Réalisé par Salvador Simó en 2019, Buñuel après l’âge d’or nous plonge dans l'univers singulier du célèbre cinéaste surréaliste Luis Buñuel. Ce film, entre biographie et chronique historique, explore les années qui suivent la projection de son œuvre controversée L’Âge d’or. En quête d’inspiration et de financements, Buñuel se lance dans la réalisation d’un documentaire sur la région des Hurdes, un projet qui va profondément marquer sa carrière et lui faire explorer les limites de son engagement artistique et moral.
Le personnage de Buñuel est incarné avec profondeur et finesse. L’histoire se déploie avec une authenticité troublante, permettant de comprendre les défis créatifs et moraux rencontrés par Buñuel dans son processus artistique.
L’animation, qui pourrait paraître déconcertante au premier abord, se révèle d’une maîtrise et d’une esthétique captivantes, subtilement évocatrice de l’univers onirique et provocateur du réalisateur.
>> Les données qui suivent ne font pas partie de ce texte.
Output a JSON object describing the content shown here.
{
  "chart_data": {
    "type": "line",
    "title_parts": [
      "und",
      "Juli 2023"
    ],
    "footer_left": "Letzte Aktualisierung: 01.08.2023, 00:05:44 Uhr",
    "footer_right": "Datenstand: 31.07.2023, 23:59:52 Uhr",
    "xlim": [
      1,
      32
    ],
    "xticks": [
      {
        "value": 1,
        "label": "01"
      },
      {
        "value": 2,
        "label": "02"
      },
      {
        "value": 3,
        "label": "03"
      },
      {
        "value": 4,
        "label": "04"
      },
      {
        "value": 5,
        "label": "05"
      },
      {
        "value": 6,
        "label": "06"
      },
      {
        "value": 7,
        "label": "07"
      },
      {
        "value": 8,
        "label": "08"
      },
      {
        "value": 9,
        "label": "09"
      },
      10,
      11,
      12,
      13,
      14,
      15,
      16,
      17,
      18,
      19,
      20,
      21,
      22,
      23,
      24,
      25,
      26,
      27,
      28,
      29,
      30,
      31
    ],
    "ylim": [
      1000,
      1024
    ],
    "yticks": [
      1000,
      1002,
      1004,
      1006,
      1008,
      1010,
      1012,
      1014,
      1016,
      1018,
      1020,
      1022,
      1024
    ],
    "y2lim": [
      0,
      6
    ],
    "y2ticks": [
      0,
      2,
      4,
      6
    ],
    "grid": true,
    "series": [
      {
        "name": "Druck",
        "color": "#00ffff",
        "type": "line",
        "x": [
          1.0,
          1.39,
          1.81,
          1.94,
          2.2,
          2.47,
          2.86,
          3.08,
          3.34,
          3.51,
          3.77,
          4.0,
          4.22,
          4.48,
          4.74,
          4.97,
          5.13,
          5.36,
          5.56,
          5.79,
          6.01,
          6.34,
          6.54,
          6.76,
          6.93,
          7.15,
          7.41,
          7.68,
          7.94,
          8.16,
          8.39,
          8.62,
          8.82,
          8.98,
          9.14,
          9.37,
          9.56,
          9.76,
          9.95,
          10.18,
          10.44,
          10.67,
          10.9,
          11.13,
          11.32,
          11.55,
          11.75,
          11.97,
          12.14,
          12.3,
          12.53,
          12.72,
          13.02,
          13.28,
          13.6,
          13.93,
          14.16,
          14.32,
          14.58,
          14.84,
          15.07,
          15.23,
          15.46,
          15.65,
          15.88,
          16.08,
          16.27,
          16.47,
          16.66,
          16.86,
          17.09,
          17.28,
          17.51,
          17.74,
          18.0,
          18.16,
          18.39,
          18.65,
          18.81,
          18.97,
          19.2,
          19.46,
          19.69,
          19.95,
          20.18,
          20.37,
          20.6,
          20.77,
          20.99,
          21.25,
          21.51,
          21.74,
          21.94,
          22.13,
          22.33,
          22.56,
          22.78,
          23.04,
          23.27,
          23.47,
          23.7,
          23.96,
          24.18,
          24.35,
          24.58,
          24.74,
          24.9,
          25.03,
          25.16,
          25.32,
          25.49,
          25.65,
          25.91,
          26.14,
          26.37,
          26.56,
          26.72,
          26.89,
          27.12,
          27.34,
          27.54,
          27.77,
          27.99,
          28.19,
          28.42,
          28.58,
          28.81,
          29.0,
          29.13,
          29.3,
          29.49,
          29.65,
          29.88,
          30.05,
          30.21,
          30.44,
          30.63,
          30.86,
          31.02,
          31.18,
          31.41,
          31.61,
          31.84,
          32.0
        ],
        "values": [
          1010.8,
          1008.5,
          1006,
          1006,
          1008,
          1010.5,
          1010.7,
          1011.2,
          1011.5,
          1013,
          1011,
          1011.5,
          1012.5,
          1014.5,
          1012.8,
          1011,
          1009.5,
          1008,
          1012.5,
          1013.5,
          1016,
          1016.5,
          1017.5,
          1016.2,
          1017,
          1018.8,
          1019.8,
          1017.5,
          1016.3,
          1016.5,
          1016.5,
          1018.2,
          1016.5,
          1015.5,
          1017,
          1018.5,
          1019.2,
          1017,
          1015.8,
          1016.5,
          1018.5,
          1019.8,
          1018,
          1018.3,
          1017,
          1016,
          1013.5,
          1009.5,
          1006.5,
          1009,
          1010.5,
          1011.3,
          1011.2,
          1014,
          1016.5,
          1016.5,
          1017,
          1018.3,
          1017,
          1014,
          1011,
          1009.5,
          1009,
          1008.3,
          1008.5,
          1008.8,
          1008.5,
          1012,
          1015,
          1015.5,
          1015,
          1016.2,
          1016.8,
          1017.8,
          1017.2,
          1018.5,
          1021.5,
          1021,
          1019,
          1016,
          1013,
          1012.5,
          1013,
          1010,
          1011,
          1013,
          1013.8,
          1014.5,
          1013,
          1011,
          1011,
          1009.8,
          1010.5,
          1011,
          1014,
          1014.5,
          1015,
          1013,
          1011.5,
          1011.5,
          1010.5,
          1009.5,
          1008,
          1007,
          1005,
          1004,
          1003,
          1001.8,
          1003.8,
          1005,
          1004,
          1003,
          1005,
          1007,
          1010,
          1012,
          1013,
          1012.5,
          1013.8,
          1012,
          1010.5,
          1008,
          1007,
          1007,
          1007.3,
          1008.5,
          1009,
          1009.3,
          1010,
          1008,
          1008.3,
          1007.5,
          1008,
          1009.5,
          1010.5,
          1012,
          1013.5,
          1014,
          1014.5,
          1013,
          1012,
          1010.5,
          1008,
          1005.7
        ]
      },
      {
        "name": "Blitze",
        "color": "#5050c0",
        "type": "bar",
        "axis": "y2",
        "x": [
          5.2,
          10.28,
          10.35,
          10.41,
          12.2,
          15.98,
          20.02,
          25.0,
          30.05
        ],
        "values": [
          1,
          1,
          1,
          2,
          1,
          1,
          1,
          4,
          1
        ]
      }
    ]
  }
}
Les scènes sont soigneusement dessinées, et chaque plan est habité par une intention visuelle distincte qui rend hommage aux contrastes frappants du surréalisme.
La musique, sans doute l’élément le plus abouti de la production, enveloppe l’audience dans une atmosphère immersive qui renforce les tensions et les moments de grâce du récit. Ce choix de compositions raffinées confère à la bande sonore une dimension émotionnelle supplémentaire, alliant mélancolie et intensité dramatique.
Certaines séquences tirées du documentaire Terre sans pain posent problème en suscitant un profond malaise, notamment par leur cruauté. Ces images ne ménagent en rien le spectateur, avec des scènes de violence envers les animaux particulièrement dures : des têtes de poules arrachées et même la prétendue mort d’un nourrisson.
Buñuel, dans son documentaire sur les Hurdes, se permet des pratiques aujourd'hui perçues comme éthiquement inacceptables, illustrant une volonté de provoquer le spectateur par des scènes dramatiques et choquantes. Dans le film de Salvador Simó, ces moments sont exposés avec une franchise déstabilisante, comme celui où Buñuel tire sur une chèvre pour que son corps dévale la montagne, ou encore lorsqu’il condamne un âne à une mort certaine afin d’obtenir des images percutantes – le tout soutenu par les images du véritable documentaire. Ces actions témoignent d'une absence d'humilité et d'un mépris des conséquences, ce qui compromet la recherche d'authenticité de manière trompeuse. Bien que représentatif de l'engagement sans compromis du cinéaste, ce comportement résonne aujourd'hui comme l'une des pratiques les plus scandaleuse de l'histoire du cinéma, difficile à concevoir même en tenant compte des normes de l'époque.
Ces choix artistiques, éloignés de toute éthique, soulignent à quel point Buñuel a osé se détacher des limites morales pour secouer et interpeller – un pari qui, bien que marquant, laisse aujourd’hui un goût amer. Ainsi, le personnage deviendra rapidement très antipathique pour une grande partie du public. L’intégration de ces séquences d’archives manque de nuance et aurait gagné à être suggérée plutôt qu’exposée de façon si frontale. Cette approche sans filtre, bien que fidèle au sujet, peut en effet heurter, au risque même de dissuader le spectateur. L’impact de ces images aurait pu être adouci par un regard plus subtil, rendant l’expérience plus accessible sans en altérer le réalisme.
Buñuel après l’âge d’or est une œuvre riche et captivante qui réussit à retranscrire l’essence d’un artiste complexe, tout en abordant des thèmes extrêmement difficiles à traiter. Plébiscité par une critique favorable, le film fait résonner le parcours de Buñuel avec des enjeux artistiques et moraux universels, offrant une réflexion sur les choix et sacrifices infâmes de la création. Malgré certaines scènes éprouvantes, cette production s’impose comme une plongée fascinante dans l’esprit d’un génie du cinéma, et mérite amplement d’être découverte pour la profondeur de son propos et la singularité de son esthétique.
Il va sans dire qu’un film contemporain soupçonné de violences animales n’aurait jamais reçu une telle appréciation de ma part. Cependant, Terre sans pain, étant une œuvre espagnole de 1933, j'ai choisi de visionner ses images avec le recul historique nécessaire. Bien que ces pratiques soient aujourd’hui inacceptables, il me semble plus juste de les aborder sans jugement anachronique. Pour autant, si j'avais visionner et critiquer le documentaire en lui-même, j'aurais condamné ces pratiques, qu'elles soient révolues ou non, et lui aurais attribué la note minimale, monument de 7eme art ou non.